Un de ces voyages dont on ne voudrait pas qu'ils se prolongent indéfiniment, et où, même par une semaine de pluie continue, on n'est pas mécontent d'être de retour chez soi. Il serait facile de n'observer ce pays qu'avec des œillères, en faisant abstraction par exemple des barrages militaires sur les routes, des hommes en armes (policiers? militaires? autres?) à chaque coin de rue et probablement totalement inutiles, ou de l'impossibilité générale de vivre normalement, révélée au détour d'une remarque, d'un regard. Et effectivement pour le visiteur occasionnel c'est une destination plaisante, la synthèse de l'Orient et de la Méditerranée, de beaux sites et des individus accueillants, un véritable Éden, où tout pousse, tout croît au bord de riantes rivières, dans une chaleur bienveillante. Voilà une patrie qui est belle à première vue, ou à distance!
On me demandera, n'en est-il pas ainsi de chaque patrie?
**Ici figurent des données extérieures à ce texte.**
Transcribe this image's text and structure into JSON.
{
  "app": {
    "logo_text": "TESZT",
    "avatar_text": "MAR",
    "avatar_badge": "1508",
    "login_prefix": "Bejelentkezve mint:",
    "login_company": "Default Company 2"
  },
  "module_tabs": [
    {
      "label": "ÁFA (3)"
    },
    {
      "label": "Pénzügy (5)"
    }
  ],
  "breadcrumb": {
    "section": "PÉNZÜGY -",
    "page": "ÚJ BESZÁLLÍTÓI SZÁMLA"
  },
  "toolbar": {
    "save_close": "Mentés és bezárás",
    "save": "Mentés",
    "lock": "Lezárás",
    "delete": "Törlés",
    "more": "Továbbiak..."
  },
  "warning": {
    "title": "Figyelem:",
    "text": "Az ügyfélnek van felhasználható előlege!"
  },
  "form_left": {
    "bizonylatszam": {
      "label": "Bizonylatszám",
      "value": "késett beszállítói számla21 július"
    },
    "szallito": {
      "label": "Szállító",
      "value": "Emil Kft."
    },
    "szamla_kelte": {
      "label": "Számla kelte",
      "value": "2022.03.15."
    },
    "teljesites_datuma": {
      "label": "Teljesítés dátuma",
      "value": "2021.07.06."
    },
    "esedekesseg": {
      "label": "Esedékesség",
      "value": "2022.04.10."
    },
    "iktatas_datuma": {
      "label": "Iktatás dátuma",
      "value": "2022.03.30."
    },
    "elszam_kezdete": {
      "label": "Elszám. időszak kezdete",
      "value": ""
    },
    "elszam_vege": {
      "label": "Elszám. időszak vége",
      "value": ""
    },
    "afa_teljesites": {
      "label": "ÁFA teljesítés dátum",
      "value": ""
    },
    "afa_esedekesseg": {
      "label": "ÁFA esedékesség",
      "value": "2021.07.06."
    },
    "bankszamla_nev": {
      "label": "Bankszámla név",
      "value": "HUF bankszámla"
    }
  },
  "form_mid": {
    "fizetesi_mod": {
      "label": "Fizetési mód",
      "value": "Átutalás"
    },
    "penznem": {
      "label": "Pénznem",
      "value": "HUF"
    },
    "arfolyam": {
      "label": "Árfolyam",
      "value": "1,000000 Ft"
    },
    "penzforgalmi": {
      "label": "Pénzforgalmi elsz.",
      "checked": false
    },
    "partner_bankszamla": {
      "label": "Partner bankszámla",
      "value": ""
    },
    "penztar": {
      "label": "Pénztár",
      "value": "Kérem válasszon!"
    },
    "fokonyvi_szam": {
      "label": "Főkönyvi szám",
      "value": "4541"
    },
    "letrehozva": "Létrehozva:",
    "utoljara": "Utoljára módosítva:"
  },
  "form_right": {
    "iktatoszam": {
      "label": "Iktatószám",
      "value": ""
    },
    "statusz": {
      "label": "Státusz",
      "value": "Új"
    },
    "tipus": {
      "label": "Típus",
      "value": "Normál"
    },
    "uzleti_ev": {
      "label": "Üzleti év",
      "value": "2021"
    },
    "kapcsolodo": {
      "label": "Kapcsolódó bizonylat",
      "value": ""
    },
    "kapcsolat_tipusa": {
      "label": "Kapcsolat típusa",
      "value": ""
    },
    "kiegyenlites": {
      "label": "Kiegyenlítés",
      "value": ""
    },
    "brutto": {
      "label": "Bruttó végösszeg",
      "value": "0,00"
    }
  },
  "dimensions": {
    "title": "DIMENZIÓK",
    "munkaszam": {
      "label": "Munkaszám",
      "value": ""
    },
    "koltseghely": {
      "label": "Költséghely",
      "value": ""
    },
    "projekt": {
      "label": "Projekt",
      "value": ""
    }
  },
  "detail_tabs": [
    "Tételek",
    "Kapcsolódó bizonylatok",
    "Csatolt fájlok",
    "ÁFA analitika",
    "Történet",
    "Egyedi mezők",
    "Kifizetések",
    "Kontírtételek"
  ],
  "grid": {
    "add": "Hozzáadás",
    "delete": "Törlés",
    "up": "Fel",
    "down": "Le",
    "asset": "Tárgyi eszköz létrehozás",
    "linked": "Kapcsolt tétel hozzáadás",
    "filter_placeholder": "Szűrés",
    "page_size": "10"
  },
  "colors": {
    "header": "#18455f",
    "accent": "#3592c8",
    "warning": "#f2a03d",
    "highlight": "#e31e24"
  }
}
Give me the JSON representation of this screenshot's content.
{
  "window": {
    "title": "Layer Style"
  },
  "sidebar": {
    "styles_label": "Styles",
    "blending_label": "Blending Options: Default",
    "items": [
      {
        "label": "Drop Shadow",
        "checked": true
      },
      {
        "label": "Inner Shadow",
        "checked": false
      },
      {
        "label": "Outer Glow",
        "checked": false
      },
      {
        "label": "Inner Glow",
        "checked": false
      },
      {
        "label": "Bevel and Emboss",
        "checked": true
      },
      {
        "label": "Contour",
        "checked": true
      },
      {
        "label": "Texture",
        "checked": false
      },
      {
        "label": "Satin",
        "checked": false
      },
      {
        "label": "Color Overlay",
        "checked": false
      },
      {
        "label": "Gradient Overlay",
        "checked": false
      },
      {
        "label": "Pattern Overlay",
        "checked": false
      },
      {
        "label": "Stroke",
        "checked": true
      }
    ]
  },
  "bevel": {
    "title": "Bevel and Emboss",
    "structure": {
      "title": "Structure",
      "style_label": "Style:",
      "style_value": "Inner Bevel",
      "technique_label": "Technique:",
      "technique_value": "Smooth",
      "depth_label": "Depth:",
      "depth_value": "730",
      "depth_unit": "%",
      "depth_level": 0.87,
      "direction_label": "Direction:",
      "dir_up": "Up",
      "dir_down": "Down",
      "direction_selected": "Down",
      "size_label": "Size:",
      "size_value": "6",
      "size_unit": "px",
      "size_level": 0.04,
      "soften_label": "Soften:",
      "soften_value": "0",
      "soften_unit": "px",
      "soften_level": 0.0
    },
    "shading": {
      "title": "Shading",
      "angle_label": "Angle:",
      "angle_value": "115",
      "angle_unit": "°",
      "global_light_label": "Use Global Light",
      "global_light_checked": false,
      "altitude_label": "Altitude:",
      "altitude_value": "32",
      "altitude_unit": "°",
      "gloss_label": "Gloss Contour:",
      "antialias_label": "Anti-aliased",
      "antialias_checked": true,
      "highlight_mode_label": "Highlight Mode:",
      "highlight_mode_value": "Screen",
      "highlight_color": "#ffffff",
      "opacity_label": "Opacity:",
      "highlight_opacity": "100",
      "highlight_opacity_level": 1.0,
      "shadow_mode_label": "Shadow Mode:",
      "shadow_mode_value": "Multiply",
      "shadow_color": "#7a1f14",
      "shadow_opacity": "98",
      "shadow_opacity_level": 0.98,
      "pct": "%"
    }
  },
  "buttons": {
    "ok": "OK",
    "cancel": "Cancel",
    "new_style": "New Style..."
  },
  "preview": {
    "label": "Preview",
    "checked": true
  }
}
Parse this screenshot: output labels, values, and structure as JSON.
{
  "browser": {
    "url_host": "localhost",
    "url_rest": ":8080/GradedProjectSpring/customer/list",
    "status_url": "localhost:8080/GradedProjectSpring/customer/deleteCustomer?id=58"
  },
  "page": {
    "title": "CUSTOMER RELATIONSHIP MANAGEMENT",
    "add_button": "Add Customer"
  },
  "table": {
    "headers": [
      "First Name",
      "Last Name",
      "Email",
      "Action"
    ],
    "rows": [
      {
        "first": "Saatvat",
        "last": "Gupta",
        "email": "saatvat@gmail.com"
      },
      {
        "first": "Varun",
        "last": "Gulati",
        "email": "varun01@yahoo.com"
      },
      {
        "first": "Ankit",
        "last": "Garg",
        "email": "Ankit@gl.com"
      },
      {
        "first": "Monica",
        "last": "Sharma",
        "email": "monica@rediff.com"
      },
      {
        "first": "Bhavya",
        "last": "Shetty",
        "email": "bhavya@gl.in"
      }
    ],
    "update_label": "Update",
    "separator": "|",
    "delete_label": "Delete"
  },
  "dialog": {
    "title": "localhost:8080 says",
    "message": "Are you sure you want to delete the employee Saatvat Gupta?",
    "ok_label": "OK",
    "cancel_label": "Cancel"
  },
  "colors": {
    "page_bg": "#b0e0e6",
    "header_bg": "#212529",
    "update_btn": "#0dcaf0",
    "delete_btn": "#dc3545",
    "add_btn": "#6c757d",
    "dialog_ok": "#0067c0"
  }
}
Après tout, chaque Français qui y réside se plaint de son pays, et ce n'est qu'une fois la frontière franchie, au bout de quelques mois, quelques années, que la nostalgie de la beauté de la France, de la vision ordonnée de Paris déroulée comme un rêve d'or le long du fleuve, où d'un petit village sous une pluie fine d'automne, dans une maison où crépite un feu réparateur, s'empare de lui, et qu'il lui faut revenir, sans délai.
Et quel peuple n'a pas la nostalgie de sa grandeur et de sa prospérité passées, indifféremment de son présent! Certes, mais demeure, même faiblement, l'espoir d'un retour... ou, au moins, d'une possibilité de perfectionnement. Tout cela n'existe plus au Liban, tout est emporté par le pessimisme (justifié!) et le désespoir. Et qui pourrait se complaire d'être enfermé dans un tel paradis, invivable? Le Libanais qui me soutiendrait le contraire est un menteur. Non que ce soit uniquement de sa faute. Ce pays est une honte pour tout le genre humain.